Activation of Notch1 pathway in T-cell lymphomas in Vav1-P53CKO mice. (A) Dynamic expression of Notch1, downstream Hes1 and p21 in murine thymic subsets (2-way ANOVA, p=0.0024). (B) Comparison of Notch1 and Hes1 expression in the DN3 and DN4 subsets with T-cell lymphomas (numbered). (C) Distribution of Notch1 positivity of T-cell and other lymphomas (n=27 for T-cell lymphomas and 8 for other lymphomas); Expression of (D) Notch1 and (E) Hes1 by qPCR in T-cell (Notch1 positive) (n=8) and non-T-cell (Notch1 negative) (n=8) lymphomas. (F) Western Blotting for Intracellular Notch1 (NICD) from control thymi (n=3, first 3 samples from the left) and thymic lymphomas (n=5, right); Original blots presented in (G) Notch1 and CD3e positivity of a thymic lymphoma (H) Relative expression of miR-34a in control thymi (n=4) and T-cell lymphomas (n=7); sno202 was used as a reference gene (I) Expression of p21 in T-cell (n=8) and non T-cell lymphomas (n=8).
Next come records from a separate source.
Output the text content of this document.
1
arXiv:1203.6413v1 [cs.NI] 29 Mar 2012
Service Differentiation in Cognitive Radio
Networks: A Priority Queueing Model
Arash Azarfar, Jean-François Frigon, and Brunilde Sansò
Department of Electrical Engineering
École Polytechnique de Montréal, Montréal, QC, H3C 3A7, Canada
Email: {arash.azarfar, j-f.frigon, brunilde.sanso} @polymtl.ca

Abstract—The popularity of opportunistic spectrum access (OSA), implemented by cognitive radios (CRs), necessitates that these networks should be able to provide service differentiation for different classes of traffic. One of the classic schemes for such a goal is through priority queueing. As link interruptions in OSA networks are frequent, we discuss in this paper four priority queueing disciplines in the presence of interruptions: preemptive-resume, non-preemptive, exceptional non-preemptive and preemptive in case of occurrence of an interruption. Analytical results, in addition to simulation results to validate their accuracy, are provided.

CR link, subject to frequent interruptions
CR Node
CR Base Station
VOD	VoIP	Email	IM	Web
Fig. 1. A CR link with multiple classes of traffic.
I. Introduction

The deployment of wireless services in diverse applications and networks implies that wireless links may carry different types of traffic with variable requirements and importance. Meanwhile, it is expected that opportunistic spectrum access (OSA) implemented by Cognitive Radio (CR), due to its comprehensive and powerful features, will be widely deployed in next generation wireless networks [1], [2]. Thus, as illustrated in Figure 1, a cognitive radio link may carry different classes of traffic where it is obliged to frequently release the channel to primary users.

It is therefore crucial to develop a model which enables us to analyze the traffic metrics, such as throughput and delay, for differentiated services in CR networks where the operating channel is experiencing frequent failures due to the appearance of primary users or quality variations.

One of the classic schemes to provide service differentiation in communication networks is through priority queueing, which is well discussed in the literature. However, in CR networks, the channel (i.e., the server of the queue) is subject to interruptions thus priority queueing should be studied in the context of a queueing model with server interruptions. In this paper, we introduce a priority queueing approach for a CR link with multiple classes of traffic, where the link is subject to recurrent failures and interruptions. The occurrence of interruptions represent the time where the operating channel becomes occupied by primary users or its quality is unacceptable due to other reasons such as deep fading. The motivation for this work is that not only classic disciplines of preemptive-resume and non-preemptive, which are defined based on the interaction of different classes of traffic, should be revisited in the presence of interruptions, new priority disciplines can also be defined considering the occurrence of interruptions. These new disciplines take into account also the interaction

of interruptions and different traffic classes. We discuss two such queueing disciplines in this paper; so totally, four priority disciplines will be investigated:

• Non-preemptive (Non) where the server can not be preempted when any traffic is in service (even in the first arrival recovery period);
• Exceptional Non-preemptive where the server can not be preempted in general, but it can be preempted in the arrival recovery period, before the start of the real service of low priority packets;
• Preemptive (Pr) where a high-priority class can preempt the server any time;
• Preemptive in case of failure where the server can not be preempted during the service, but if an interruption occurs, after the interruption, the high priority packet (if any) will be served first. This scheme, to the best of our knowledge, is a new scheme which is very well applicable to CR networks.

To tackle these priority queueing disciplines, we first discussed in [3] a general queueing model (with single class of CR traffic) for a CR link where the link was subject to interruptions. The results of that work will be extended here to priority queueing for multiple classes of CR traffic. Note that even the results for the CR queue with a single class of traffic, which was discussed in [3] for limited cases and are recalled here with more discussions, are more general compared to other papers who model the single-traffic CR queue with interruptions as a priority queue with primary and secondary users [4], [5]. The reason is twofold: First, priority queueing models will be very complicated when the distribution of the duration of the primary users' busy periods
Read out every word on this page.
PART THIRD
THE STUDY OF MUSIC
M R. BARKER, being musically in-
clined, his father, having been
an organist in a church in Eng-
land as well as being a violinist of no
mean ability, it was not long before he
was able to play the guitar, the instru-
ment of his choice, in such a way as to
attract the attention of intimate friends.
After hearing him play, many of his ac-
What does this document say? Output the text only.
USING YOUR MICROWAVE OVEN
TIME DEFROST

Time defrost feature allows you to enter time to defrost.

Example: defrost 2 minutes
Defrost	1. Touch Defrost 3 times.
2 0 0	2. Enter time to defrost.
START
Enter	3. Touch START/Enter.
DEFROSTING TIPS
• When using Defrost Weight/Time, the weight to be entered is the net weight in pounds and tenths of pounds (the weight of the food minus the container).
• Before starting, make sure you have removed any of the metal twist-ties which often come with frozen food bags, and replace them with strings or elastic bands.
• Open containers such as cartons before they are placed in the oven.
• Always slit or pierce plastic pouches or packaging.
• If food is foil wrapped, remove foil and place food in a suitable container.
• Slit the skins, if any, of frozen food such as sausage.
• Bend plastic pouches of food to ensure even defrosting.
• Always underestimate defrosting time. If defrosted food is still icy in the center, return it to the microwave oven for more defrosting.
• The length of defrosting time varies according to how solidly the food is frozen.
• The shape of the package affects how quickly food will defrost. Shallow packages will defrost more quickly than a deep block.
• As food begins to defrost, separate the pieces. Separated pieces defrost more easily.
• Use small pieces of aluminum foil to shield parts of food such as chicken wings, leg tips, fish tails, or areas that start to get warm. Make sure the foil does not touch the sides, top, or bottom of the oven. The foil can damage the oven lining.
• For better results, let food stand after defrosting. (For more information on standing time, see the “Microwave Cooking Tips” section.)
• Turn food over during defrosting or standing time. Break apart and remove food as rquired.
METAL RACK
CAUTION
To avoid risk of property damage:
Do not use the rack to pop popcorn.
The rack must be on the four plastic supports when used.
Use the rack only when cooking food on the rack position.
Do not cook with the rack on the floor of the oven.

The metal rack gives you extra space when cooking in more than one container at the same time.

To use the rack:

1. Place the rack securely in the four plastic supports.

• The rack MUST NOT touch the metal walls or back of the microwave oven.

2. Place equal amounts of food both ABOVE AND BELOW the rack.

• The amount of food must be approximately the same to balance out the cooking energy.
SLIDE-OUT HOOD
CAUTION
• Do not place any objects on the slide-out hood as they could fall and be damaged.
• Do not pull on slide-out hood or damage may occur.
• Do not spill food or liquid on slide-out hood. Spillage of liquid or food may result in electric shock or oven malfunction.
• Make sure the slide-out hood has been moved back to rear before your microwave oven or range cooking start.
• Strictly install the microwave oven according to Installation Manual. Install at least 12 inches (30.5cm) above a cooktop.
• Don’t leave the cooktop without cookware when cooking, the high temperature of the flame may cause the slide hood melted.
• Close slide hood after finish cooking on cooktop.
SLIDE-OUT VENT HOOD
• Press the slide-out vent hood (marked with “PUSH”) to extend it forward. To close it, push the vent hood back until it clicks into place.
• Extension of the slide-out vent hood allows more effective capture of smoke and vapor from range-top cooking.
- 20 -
GAPDH and L32 were used as reference genes.

Figure 4

Characterization of CD19-P53CKO mice and lymphomas. (A) Survival curves of Vav1-P53CKO (n=45) and CD19-P53CKO (n=54) mice (Log-rank (Mantel-Cox) test, p<0.0001). (B) Spleen weights of different groups of mice (normal n=7; marginal zone expansion (MZE) n=6; marginal zone lymphoma (MZL) n=16; diffuse mixed lymphoma (DMix) n=21; diffuse large cell lymphoma (DLarge) n=4). Significantly higher weight seen in DMix and DLarge compared to other groups (One way ANOVA ***p <0.00001). (C) Distribution of lymphomas in the CD19-P53CKO mice (D) Quantification of Liver and (E) Kidney involvement (F) Age distribution of these lymphomas.

Figure 5

Histologic and flow cytometric characterization of CD19-P53-CKO lymphomas. (A–D) Histologic appearance of normal spleen (wild type mice) (A), marginal zone expansion (B), marginal zone lymphoma (C) and diffuse lymphoma (D) at 100X magnification; insets depicting the morphology of the lymphoma cells are shown at 1000X magnification.  Scale bars, 400 µm. The region between the dashed and dotted line contains the marginal zone, while the region within the dashed line constitutes the follicular zone.  Flow cytometric analysis shows CD19+ IgM+ lymphoma cells (E) which are negative for Notch2 (F). (G) Flow cytometric analysis of 12-week and 24-week WT and KO mice spleens showing significantly reduced marginal zone cell numbers.

Figure 6

Transcriptomic analysis of CD19-P53CKO lymphomas. (A–D) GSEA analysis of differentially expressed genes in CD19-P53CKO lymphomas shows an enrichment for PI3K, Rap1 and MAPK pathways (ES enrichment score; RLM ranked log metric). (E–H) Validation of PI3K and MAPK targets by qPCR in lymphomas (n=13) and controls (n=8). Controls included sorted marginal zone cells from 12-week-old WT or CD19-P53CKO mice.